Given: A pendulum that starts in a downward position
Objective: Swing the pendulum to upright position and stabilize it
Constraints: Torque limited to [-2.0, 2.0]
Algorithm Design Task#
Design a control strategy that selects appropriate torque based on pendulum state.
Inputs: cos(theta), sin(theta), angular velocity, last action
Outputs: Torque to apply (float in [-2.0, 2.0])
Evaluation#
Environment: Gym Pendulum-v1
Fitness: Average reward over 5 episodes
Template#
template_program = '''
import numpy as np
def choose_action(x: float, y: float, av: float, last_action: float) -> float:
"""
Args:
x: cos(theta), between [-1, 1]
y: sin(theta), between [-1, 1]
av: angular velocity of the pendulum, between [-8.0, 8.0]
last_action: the last torque applied, between [-2.0, 2.0]
Return:
A float representing the torque to be applied.
The value should be in the range of [-2.0, 2.0].
"""
action = np.random.uniform(-2.0, 2.0)
return action
'''
task_description = ("Implement a novel control strategy for the inverted pendulum swing-up problem. "
"The goal is to apply an appropriate torque at each step to swing the pendulum "

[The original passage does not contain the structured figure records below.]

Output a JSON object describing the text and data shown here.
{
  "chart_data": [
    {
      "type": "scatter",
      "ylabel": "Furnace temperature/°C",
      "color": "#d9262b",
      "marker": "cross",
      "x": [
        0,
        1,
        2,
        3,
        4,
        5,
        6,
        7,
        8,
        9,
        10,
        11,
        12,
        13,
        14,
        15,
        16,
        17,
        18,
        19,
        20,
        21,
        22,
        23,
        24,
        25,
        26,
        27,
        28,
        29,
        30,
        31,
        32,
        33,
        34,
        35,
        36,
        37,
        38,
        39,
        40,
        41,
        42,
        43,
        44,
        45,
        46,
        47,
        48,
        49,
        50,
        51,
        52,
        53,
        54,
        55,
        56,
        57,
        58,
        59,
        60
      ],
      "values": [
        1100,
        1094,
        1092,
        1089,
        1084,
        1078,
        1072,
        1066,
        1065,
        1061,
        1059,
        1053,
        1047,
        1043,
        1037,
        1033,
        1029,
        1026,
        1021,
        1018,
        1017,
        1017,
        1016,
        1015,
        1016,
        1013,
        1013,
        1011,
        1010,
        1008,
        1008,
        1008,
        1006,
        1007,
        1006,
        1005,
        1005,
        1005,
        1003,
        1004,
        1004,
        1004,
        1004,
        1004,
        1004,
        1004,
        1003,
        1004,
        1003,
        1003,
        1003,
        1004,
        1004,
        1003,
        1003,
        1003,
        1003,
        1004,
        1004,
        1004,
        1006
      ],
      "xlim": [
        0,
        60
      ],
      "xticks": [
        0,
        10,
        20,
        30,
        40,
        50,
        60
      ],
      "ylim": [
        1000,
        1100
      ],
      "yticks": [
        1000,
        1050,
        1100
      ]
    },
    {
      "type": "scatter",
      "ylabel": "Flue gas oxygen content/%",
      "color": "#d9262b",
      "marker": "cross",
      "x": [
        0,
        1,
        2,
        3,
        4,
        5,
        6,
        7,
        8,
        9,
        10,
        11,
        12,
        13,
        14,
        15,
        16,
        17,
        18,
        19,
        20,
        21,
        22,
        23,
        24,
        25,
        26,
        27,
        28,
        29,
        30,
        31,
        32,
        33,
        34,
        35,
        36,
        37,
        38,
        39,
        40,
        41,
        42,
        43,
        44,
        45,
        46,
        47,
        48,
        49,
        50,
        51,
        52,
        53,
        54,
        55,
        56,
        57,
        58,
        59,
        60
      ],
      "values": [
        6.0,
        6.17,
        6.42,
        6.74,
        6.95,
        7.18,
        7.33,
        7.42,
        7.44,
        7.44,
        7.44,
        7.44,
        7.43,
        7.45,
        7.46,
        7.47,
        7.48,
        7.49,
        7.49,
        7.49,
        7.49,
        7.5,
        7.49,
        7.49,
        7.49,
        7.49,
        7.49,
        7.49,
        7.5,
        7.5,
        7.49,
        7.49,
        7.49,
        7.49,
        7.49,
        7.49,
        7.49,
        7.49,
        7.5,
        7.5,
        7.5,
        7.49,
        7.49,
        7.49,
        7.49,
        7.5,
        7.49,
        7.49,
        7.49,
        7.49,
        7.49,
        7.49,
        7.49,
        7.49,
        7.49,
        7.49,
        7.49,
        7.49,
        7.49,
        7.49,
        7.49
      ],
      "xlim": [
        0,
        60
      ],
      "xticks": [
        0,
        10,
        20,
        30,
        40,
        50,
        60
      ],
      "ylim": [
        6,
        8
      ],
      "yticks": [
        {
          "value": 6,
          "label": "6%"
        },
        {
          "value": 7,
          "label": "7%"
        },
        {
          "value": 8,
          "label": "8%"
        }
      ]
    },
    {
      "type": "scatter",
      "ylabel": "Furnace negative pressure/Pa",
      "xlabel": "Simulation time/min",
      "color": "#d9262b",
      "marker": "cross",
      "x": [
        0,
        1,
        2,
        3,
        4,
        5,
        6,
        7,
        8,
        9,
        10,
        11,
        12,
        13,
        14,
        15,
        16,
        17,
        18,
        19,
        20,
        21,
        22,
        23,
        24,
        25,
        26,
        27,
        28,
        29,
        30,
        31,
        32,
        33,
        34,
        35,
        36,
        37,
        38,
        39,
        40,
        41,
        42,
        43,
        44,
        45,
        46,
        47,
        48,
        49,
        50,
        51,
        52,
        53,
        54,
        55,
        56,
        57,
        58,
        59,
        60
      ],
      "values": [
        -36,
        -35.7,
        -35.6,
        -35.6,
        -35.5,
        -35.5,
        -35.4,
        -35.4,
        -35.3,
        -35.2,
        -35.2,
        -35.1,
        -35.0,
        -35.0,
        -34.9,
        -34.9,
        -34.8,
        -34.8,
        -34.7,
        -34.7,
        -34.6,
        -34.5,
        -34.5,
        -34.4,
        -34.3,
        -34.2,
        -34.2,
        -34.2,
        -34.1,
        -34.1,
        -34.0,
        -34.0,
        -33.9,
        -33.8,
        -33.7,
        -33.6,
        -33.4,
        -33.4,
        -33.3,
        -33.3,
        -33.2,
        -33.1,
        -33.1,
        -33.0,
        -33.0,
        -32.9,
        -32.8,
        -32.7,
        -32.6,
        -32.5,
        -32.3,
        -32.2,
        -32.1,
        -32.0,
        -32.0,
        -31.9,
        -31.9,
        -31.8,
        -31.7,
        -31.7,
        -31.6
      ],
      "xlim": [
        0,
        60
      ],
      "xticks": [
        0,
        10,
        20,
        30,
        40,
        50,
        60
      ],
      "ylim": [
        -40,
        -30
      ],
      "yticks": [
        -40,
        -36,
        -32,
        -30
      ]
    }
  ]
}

"into an upright position and stabilize it.")
Configuration Parameters#
| Parameter | Description | Default |
|---|---|---|
max_steps |
Maximum steps per episode | 500 |
timeout_seconds |
Maximum evaluation time | 20 |
Example Usage#
from llm4ad.task.machine_learning.pendulum import PendulumEvaluation
evaluator = PendulumEvaluation()
def choose_action(x, y, av, last_action):
# Simple swing-up strategy
if y < 0: # Below horizontal
return -2.0 if x > 0 else 2.0
else:
return -0.5 * av - 2.0 * x
result = evaluator.evaluate_program('', choose_action)